Dusty Baker is now part of the baseball tonight crew. Apparently to gain a position there you have to have gone to the Joe Morgan School of Useless Phrases. I especially loved the end of the show when each broadcaster was asked to say something very quickly and Dusty just kept uttering the names of baseball teams. Senility much? No wonder the Cubbies are going into shock with Pinella. The past few seasons they probably thought they were the A-Team at the Chicago Regional Mental Health Center. Don't get me wrong Dusty seems to be one of the nicest guys to walk the Earth, but he kind of reminds me of one of those dolls that you pull the string and they say something funny.

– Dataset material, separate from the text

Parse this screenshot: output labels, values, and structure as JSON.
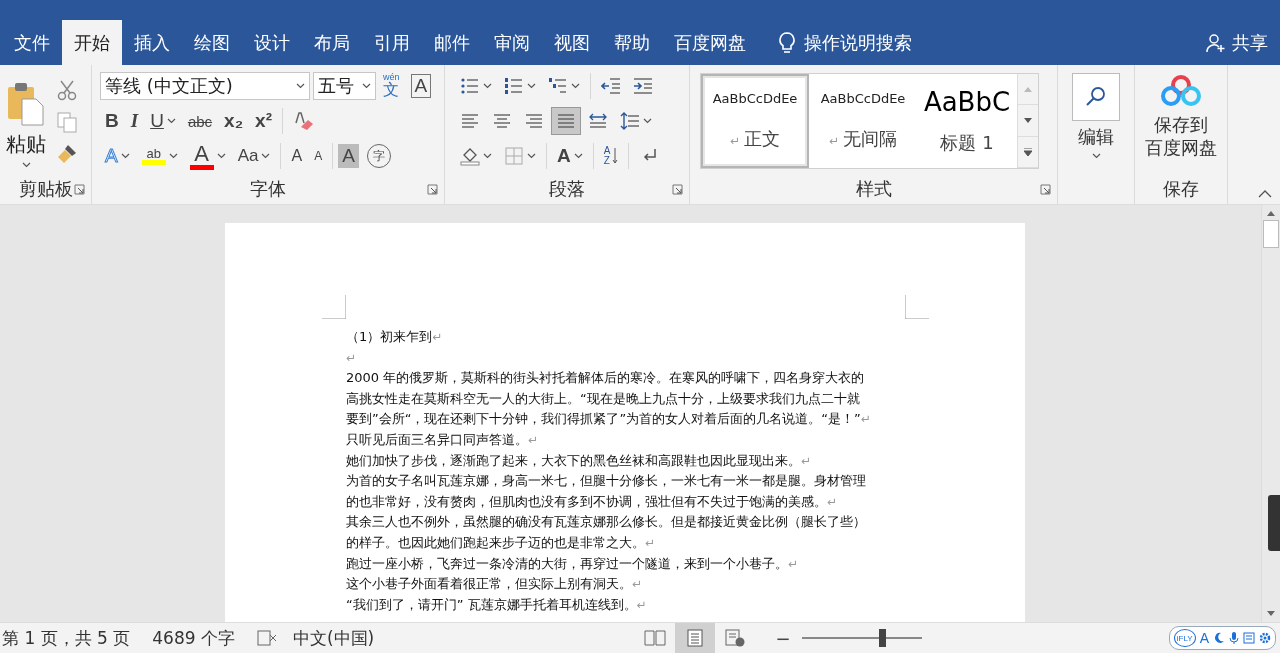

Speaking of Baseball Tonight, I think John Kruk might be one of the most unintentionally funny individuals on the face of the Earth. Three Kruk stories:
1. During one episode of Baseball Tonight a year or two ago, Kruk was explaining how to pick up the ball as it came out of the pitcher's hand. At the end, one of the other commentators asked him how you pickup a submarine pitcher's delivery, since Kruker had been demonstrating for the typical pitcher's delivery. Kruk replied, "Oh I never could hit those guys." One of the funniest things that isn't on youtube (or so I think).
2. The diet pill commercial where Jon Kruk appears on screen for only about 8 seconds but manages to say "Now my wife doesn't find me so disgusting!"
3. The best for last. I know this one is out there on the internet. It's from an episode of the Best Damn Sports Show Period. A comedian named Jeff Dunham whose act includes ventriloquy was on the show. One of Dunham's "characters" is a wooden puppet named Walter who loves to make fun of people. The doll was ribbing all of the people on the show that night, but then looks at Kruk and says "300 million sperm and that's the one that makes it through." Kruk was visibly angry at a piece of wood! He either forgot or didn't realize that there was a real live human being that had his hand up the puppet's ass. It was great TV.

In a somewhat related story I'm writing this from the sofa of my living room. The Fligge's have finally become wireless. Although my dad still doesn't know how to set the clock on the answering machine.

Happy Mothers Day to all my readers. So yeah, Andrew tell your mom I said Happy Mom's Day.